Ohio native Helen Steiner Rice found peace in her storms as an inspirational writer. She suffered the loss of her father who was a victim of the 1918 Influenza pandemic. She married a banker who lost his livelihood and ultimately his will to live during the Great Depression.
From these personal pains, she found comfort and ultimate success writing poems for American Greetings Co. She credited her trust in God at the most fragile times in her life for the ability to express deep emotions.
Like Armstrong and Jesus ’Sermon on the Mount, Helen shares a similar message in the first stanza of one of her classic works that redirect our anxiety:
Don’t borrow sorrow from tomorrow
For to meet tomorrow’s troubles
Before they are even ours
Is to anticipate the Savior
And to doubt His all-wise powers
Don’t become part of the disgruntled chorus lamenting what else will happen in 2020. Stop waiting for the next shoe to drop. Make the best use of every day! Imagine how much time has been lost worrying and fretting over things we cannot control. God never promised life without struggle. However, He does promise those who trust Him will never struggle alone. He will be with us.

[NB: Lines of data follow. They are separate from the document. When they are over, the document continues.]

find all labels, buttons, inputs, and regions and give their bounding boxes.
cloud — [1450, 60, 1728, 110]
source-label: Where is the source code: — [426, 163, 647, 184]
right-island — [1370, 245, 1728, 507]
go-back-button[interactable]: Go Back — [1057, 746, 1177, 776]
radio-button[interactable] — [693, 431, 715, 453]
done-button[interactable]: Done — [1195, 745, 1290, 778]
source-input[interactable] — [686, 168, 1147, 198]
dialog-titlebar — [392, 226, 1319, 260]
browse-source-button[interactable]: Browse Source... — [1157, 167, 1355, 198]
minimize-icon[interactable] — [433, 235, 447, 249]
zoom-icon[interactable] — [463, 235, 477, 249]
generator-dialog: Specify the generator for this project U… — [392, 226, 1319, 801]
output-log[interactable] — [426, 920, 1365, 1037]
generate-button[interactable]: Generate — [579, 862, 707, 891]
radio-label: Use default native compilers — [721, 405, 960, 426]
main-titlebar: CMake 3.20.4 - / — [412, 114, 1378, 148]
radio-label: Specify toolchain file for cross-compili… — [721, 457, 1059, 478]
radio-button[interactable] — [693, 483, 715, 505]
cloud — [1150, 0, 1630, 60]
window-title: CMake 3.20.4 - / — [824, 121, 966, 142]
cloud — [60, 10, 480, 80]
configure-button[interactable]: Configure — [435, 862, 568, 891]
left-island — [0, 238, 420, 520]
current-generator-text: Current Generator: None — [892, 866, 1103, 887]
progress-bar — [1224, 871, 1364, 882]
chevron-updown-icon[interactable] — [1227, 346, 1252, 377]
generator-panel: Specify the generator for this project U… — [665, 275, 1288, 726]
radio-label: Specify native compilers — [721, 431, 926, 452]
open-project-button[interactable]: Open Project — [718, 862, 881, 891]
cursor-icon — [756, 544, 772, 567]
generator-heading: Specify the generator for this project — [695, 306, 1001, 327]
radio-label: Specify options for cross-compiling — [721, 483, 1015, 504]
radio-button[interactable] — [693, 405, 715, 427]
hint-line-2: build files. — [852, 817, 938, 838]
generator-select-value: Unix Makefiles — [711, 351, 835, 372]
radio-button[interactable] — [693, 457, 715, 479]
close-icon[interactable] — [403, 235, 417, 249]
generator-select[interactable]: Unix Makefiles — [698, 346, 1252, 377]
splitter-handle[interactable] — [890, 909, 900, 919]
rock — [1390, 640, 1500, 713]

So resolve, despite what the circumstances look like, to embrace this day with a sense of hope, seek to fulfill your purpose and appreciate the unmerited favor of God while pressing forward to keep the faith
– Rev. Lewis W. Macklin II is the lead pastor of Holy Trinity Missionary Baptist Church, chaplain for the Youngstown Police Department and serves as the coordinator of the Mahoning Valley African American Male Wellness Initiative. He resides in Youngstown with Dorothy, his partner in marriage and ministry. They share the love and joy of 5 children and 6 grandchildren.